Borderline Personality Disorder and Emotion Dysregulation (May 2019)
A comprehensive evaluation of emotional responsiveness in borderline personality disorder: a support for hypersensitivity hypothesis
Abstract
Abstract Background Many experimental studies have evaluated Linehan’s biological emotional vulnerability in Borderline Personality Disorder (BPD). However, some inconsistencies were observed in operationalizing and supporting its components. This study aims at clarifying which aspects of Linehan’s model are altered in BPD, considering a multimodal evaluation of processes concerned with emotional responsiveness (self-report, psychophysiology and eye-tracking).
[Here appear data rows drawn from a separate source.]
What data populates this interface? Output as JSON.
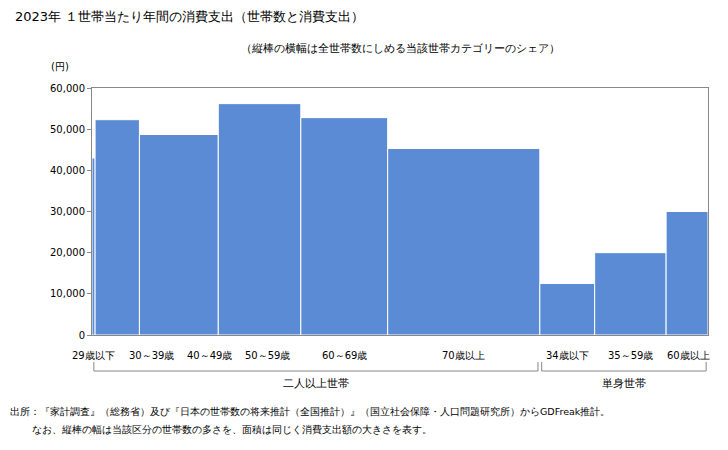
{
  "chart_data": {
    "type": "bar",
    "title": "2023年 １世帯当たり年間の消費支出（世帯数と消費支出）",
    "subtitle": "（縦棒の横幅は全世帯数にしめる当該世帯カテゴリーのシェア）",
    "y_label": "(円)",
    "categories": [
      "29歳以下",
      "30～39歳",
      "40～49歳",
      "50～59歳",
      "60～69歳",
      "70歳以上",
      "34歳以下",
      "35～59歳",
      "60歳以上"
    ],
    "values": [
      43000,
      52300,
      48700,
      56200,
      52800,
      45300,
      12500,
      20000,
      30000
    ],
    "shares": [
      0.5,
      7.2,
      12.8,
      13.4,
      14.1,
      24.7,
      8.9,
      11.6,
      6.8
    ],
    "groups": [
      {
        "label": "二人以上世帯",
        "count": 6
      },
      {
        "label": "単身世帯",
        "count": 3
      }
    ],
    "color": "#5b8bd5",
    "ylim": [
      0,
      60000
    ],
    "yticks": [
      0,
      {
        "value": 10000,
        "label": "10,000"
      },
      {
        "value": 20000,
        "label": "20,000"
      },
      {
        "value": 30000,
        "label": "30,000"
      },
      {
        "value": 40000,
        "label": "40,000"
      },
      {
        "value": 50000,
        "label": "50,000"
      },
      {
        "value": 60000,
        "label": "60,000"
      }
    ],
    "grid": false,
    "notes": [
      "出所：『家計調査』（総務省）及び『日本の世帯数の将来推計（全国推計）』（国立社会保障・人口問題研究所）からGDFreak推計。",
      "なお、縦棒の幅は当該区分の世帯数の多さを、面積は同じく消費支出額の大きさを表す。"
    ]
  }
}
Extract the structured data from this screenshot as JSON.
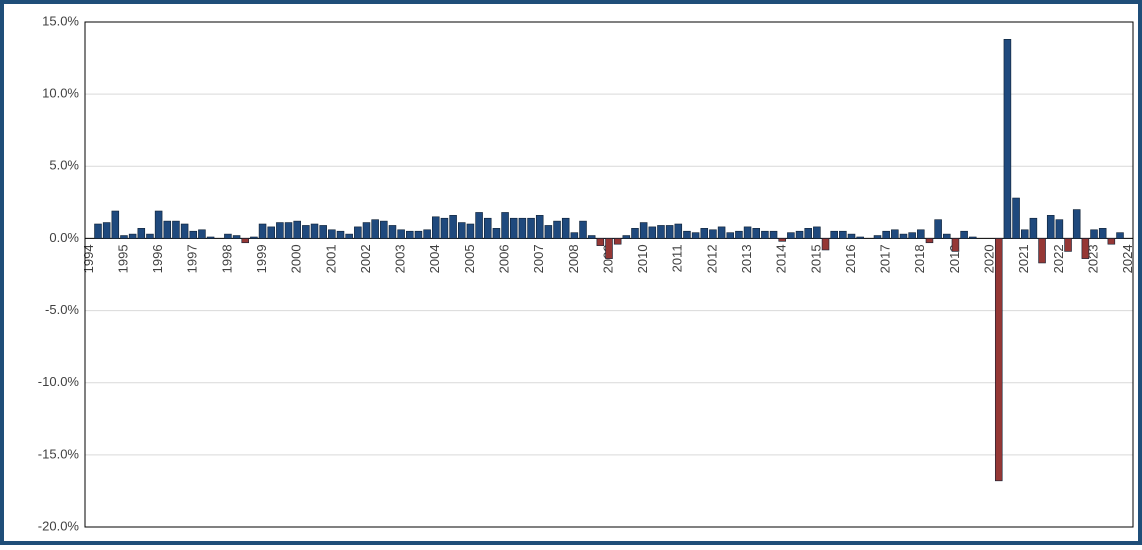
{
  "chart_data": {
    "type": "bar",
    "categories": [
      "1994",
      null,
      null,
      null,
      "1995",
      null,
      null,
      null,
      "1996",
      null,
      null,
      null,
      "1997",
      null,
      null,
      null,
      "1998",
      null,
      null,
      null,
      "1999",
      null,
      null,
      null,
      "2000",
      null,
      null,
      null,
      "2001",
      null,
      null,
      null,
      "2002",
      null,
      null,
      null,
      "2003",
      null,
      null,
      null,
      "2004",
      null,
      null,
      null,
      "2005",
      null,
      null,
      null,
      "2006",
      null,
      null,
      null,
      "2007",
      null,
      null,
      null,
      "2008",
      null,
      null,
      null,
      "2009",
      null,
      null,
      null,
      "2010",
      null,
      null,
      null,
      "2011",
      null,
      null,
      null,
      "2012",
      null,
      null,
      null,
      "2013",
      null,
      null,
      null,
      "2014",
      null,
      null,
      null,
      "2015",
      null,
      null,
      null,
      "2016",
      null,
      null,
      null,
      "2017",
      null,
      null,
      null,
      "2018",
      null,
      null,
      null,
      "2019",
      null,
      null,
      null,
      "2020",
      null,
      null,
      null,
      "2021",
      null,
      null,
      null,
      "2022",
      null,
      null,
      null,
      "2023",
      null,
      null,
      null,
      "2024"
    ],
    "values": [
      0,
      1.0,
      1.1,
      1.9,
      0.2,
      0.3,
      0.7,
      0.3,
      1.9,
      1.2,
      1.2,
      1.0,
      0.5,
      0.6,
      0.1,
      0.0,
      0.3,
      0.2,
      -0.3,
      0.1,
      1.0,
      0.8,
      1.1,
      1.1,
      1.2,
      0.9,
      1.0,
      0.9,
      0.6,
      0.5,
      0.3,
      0.8,
      1.1,
      1.3,
      1.2,
      0.9,
      0.6,
      0.5,
      0.5,
      0.6,
      1.5,
      1.4,
      1.6,
      1.1,
      1.0,
      1.8,
      1.4,
      0.7,
      1.8,
      1.4,
      1.4,
      1.4,
      1.6,
      0.9,
      1.2,
      1.4,
      0.4,
      1.2,
      0.2,
      -0.5,
      -1.4,
      -0.4,
      0.2,
      0.7,
      1.1,
      0.8,
      0.9,
      0.9,
      1.0,
      0.5,
      0.4,
      0.7,
      0.6,
      0.8,
      0.4,
      0.5,
      0.8,
      0.7,
      0.5,
      0.5,
      -0.2,
      0.4,
      0.5,
      0.7,
      0.8,
      -0.8,
      0.5,
      0.5,
      0.3,
      0.1,
      0.0,
      0.2,
      0.5,
      0.6,
      0.3,
      0.4,
      0.6,
      -0.3,
      1.3,
      0.3,
      -0.9,
      0.5,
      0.1,
      0.0,
      0.0,
      -16.8,
      13.8,
      2.8,
      0.6,
      1.4,
      -1.7,
      1.6,
      1.3,
      -0.9,
      2.0,
      -1.4,
      0.6,
      0.7,
      -0.4,
      0.4,
      0
    ],
    "color": "#1f497d",
    "negative_color": "#953735",
    "ylim": [
      -20,
      15
    ],
    "yticks": [
      {
        "value": -20,
        "label": "-20.0%"
      },
      {
        "value": -15,
        "label": "-15.0%"
      },
      {
        "value": -10,
        "label": "-10.0%"
      },
      {
        "value": -5,
        "label": "-5.0%"
      },
      {
        "value": 0,
        "label": "0.0%"
      },
      {
        "value": 5,
        "label": "5.0%"
      },
      {
        "value": 10,
        "label": "10.0%"
      },
      {
        "value": 15,
        "label": "15.0%"
      }
    ],
    "grid": true
  }
}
Methods Forty-eight socio-emotional pictures were administered to 28 participants (14 BPD, 14 Healthy Controls, HCs), gender- and age-matched, by employing two different lengths of stimuli exposure (5 s and 15 s). Results Our results supported the hypersensitivity hypothesis in terms of faster physiological responses and altered visual processing. Furthermore, hypersensitivity was associated with detailed socio-emotional contents. Hyperreactivity assumption was not experimentally sustained by physiological and self-report data. Ultimately, the slow return to emotional baseline was demonstrated as an impaired emotional modulation. Conclusions Our data alternatively supported the hypersensitivity and the slow return to emotional baseline hypotheses, postulated by Linehan’s Biosocial model, rather than the hyperreactivity assumption. Results have been discussed in light of other BPD core psychopathological processes.